Commercial real estate specialists Linda Gibbs and Tim Sharpe have turned more than a few large deals on behalf of CBRE/Hubbell Commercial, but it was a cold call from a member of their team that resulted in the sale of a Cedar Rapids apartment complex that landed them the "transaction of the year" award during the recent Iowa Commercial Real Estate Association annual conference.
Gibbs and Sharpe manage the CBRE Private Capital Group practice for the state of Iowa, specializing in the acquisition and disposition of investment properties.
They use a variety of tools to match investors with properties, but in the case of the sale of Windsor on the River, they relied on a sales technique that is often derided by contemporary marketing gurus.
Ryan Jensen, a member of their team, was aware of the property and called the owner to find out whether there was any interest in selling the 424-unit class A complex.

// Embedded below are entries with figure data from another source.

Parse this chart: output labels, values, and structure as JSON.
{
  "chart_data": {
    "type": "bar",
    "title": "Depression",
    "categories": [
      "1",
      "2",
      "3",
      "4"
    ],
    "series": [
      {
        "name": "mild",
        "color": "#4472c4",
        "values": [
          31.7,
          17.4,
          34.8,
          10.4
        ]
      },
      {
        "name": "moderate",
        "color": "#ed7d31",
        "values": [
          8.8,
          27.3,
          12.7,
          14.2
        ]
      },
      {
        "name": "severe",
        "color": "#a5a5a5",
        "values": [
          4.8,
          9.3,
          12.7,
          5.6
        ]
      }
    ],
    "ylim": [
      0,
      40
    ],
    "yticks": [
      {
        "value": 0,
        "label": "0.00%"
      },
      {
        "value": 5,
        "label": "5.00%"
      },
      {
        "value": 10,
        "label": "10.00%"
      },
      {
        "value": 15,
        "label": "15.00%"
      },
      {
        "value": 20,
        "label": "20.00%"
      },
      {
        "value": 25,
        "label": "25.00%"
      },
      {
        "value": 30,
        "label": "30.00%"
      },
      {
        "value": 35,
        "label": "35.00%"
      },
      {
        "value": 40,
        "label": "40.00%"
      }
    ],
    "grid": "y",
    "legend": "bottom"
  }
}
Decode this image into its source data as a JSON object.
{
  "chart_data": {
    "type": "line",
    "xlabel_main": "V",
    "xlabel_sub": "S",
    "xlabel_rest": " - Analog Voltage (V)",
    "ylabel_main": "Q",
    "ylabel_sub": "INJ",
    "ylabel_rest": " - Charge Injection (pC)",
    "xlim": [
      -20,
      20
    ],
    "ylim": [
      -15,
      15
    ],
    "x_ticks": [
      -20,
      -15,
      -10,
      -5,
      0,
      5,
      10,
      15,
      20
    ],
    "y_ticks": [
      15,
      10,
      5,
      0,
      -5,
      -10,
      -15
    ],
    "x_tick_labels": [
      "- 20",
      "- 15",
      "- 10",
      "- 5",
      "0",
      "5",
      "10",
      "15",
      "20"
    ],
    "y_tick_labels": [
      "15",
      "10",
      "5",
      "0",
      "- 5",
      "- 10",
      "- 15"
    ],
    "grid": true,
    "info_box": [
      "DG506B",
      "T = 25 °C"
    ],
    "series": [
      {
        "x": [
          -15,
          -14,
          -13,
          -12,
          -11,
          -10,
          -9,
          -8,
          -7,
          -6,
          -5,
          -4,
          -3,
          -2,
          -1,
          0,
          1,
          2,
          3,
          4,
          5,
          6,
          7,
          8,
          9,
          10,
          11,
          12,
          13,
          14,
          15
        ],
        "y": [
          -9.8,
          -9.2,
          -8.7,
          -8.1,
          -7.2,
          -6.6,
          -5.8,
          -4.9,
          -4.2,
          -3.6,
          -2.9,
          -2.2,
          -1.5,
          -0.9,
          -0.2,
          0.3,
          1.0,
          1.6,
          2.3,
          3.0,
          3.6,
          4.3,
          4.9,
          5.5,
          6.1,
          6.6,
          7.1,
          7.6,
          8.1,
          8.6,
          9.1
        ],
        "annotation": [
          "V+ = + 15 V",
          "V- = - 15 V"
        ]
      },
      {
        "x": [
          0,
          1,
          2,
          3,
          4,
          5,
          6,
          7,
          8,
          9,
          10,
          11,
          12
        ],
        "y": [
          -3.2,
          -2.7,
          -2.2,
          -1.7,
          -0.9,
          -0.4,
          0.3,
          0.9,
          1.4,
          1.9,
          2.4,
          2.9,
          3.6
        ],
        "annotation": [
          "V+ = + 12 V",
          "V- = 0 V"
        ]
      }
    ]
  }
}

Sure, was the reply. But there was a hitch. The owner didn't want the property advertised on the open market.
Gibbs and Sharpe have the names of 150,000 potential investors at their command. After a few phone calls, they located a California real estate investment trust that was interested in making a deal.
Cold calling might not be the norm, "but every now and then it works out fine," Sharpe said. Given the team's access to thousands of investors, a better term for the sales method might by "lukewarm calling."
The list of investors available to Gibbs and Sharpe can be categorized by the types of properties they prefer, as well as the areas of the country where they are most interested in spending their money.
Iowa and the Midwest are prime targets for investors from the coasts because the area offers better profit margins. Properties can be bought for less money, creating the opportunity for better returns.
In addition, Greater Des Moines offers a sense of security to investors because of its relatively healthy economy with low unemployment and fairly robust hiring.
"This market is boring, and that's a good thing, given the volatility in other markets," Shape said.
Gibbs said 95 percent of their transactions are with out-of-state investors.
Multifamily is all the rage right now, with medical office and net-lease properties popular as well. The office market is "tough," Gibbs said, and there is spotty demand for strip shopping centers. For example, a center near Jordan Creek Town Center sold for $11.9 million in 2006 to a New York investor. The property eventually went back to the lender. Gibbs and Sharpe sold it for $4.7 million in cash.
Sharpe expects better times ahead, with a caution.
"Moving forward, things are looking good, but there is still a lot of uncertainty with the economy, elections, health care, interest rates," he said. "Once it becomes clear on how things are going to work, things are going to move forward in a pace that is going to be measurable."